И эту статью всегда, регулярно, убирают цензоры гос сайта прозы ру.
Да, как и в случае с «Последней вечерей» Леонардо да Винчи, я не могла закончить эту Подкову, не говоря уже о третьем томе вообще, без посещения Сикстинской капеллы. Не только потому, что величайший гений земли Гёте отозвался о ней так: «Не повидав Сикстинской капеллы, невозможно себе представить, на что может быть способен человек", а вся Исповедь – это раскрытие возможностей человека. Но и потому, что именно Микеланджело Буонаротти впитал в себя столько могущественного Света, что смог стать эпохой Возрождения...
И пусть не обижается на меня Леонардо. За то, что я не посвятила его труду целый рассказ. Ведь то, что я прочувствовала сердцем в Сикстине, а потом и осмыслила разумом, аксиомно подтверждает и его труд, созданный его разумом и знаниями. Итак, где-то в январе 2009 года, я выразила мужу своё желание посетить Капеллу. Точнее, объяснила ему, почему мне необходимо её посетить. И он, вместе с дочерью, по секрету от меня, организовали эту поездку, причём, сумев, на этот раз, точно приурочить её к моему дню рождения. И, хотя туристическая программа предусматривала, сначала, двухчасовое хождение по музейным залам Ватикана, до которых мне, откровенно говоря, никакого дела не было, я неимоверно обрадовалась этому подарку.

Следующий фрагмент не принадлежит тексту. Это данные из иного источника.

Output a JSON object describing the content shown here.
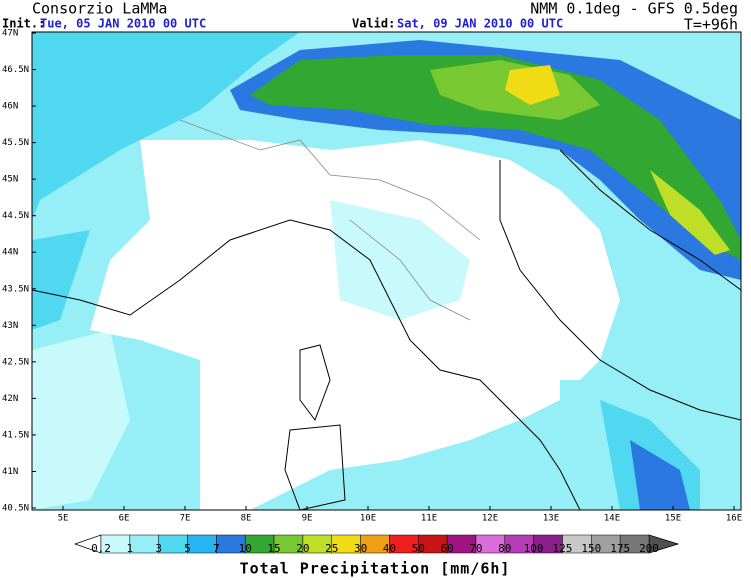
{
  "header": {
    "title": "Consorzio LaMMa",
    "init_label": "Init.:",
    "init_time": "Tue, 05 JAN 2010  00 UTC",
    "valid_label": "Valid:",
    "valid_time": "Sat, 09 JAN 2010  00 UTC",
    "model": "NMM 0.1deg - GFS 0.5deg",
    "forecast_step": "T=+96h"
  },
  "map": {
    "lat_labels": [
      "47N",
      "46.5N",
      "46N",
      "45.5N",
      "45N",
      "44.5N",
      "44N",
      "43.5N",
      "43N",
      "42.5N",
      "42N",
      "41.5N",
      "41N",
      "40.5N"
    ],
    "lon_labels": [
      "5E",
      "6E",
      "7E",
      "8E",
      "9E",
      "10E",
      "11E",
      "12E",
      "13E",
      "14E",
      "15E",
      "16E"
    ]
  },
  "colorbar": {
    "title": "Total Precipitation [mm/6h]",
    "labels": [
      "0.2",
      "1",
      "3",
      "5",
      "7",
      "10",
      "15",
      "20",
      "25",
      "30",
      "40",
      "50",
      "60",
      "70",
      "80",
      "100",
      "125",
      "150",
      "175",
      "200"
    ],
    "colors": [
      "#ffffff",
      "#c8fafc",
      "#96eef6",
      "#50d8f0",
      "#28b4f0",
      "#2a78e0",
      "#32a832",
      "#78c832",
      "#bede28",
      "#f0dc14",
      "#f0a014",
      "#f01e1e",
      "#c81414",
      "#a01482",
      "#dc6edc",
      "#b43cb4",
      "#8c1e8c",
      "#c8c8c8",
      "#a0a0a0",
      "#787878",
      "#505050"
    ]
  }
}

День выдался прекрасным. Не палило, не дуло, а синева и молодая зелень ласкали глаза. Заказаная нами гостиница, оказалась всего в полукилометре от /д станции. И хотя до свидания с Ватиканом оставалось ещё более часа, муж настоял, чтобы мы отправились туда на такси. Известно же – туризм труд тяжёлый.
И как же он оказался прав! Через четверть часа, мы были на месте. И толпа, её биополе, источаемое неисчислимым количеством разнокалиберных и разноокрашенных тел, составляющих её организм; многотональный и разноэмоциональный шум, являющийся её голосом; неутихающая ни на мгновение суета, работающая у неё за сердце, буквально повергли в шок. И пока я приходила в себя, оно, это поле, в ускоренном ритме обволакивало мои мозг и душу, уже заставляя их тратить драгоценную энергию. На защиту, чтобы сохранить способность понимать и чувствовать...
Но...
Меня сразу удивило, что огромная очередь, состоявшая из людей, не заказавших предварительно билеты, продвигалась быстро. Даже слишком быстро, для такой «толстой», многослойной очереди. Не могла она продвигаться с такой сказочной быстротой. Но продвигалась... Почему, -- стало ясно позже. Нам же очередь не грозила. Мы спокойно перекусили в каком-то поганеньком, но дорогом, трактире и ровно в 11. 30 зашли в здание. Прошли досмотр, как в аэропорту, и у меня зазвонил мобильник.
Это была Мария, единственная, на сегодня, читательница «Исповеди» (кроме той самой Веры), которая не только поздравила меня с днём рождения, а не с днём космонавтики, но и вообще мне звонит, не жалея на это денег... Повторяю, -- единственная, после почти двух лет, как моя книга «ходит по рукам». После почти 1100 визитов в интернетовский сайт Т. Тум... Не густо, правда?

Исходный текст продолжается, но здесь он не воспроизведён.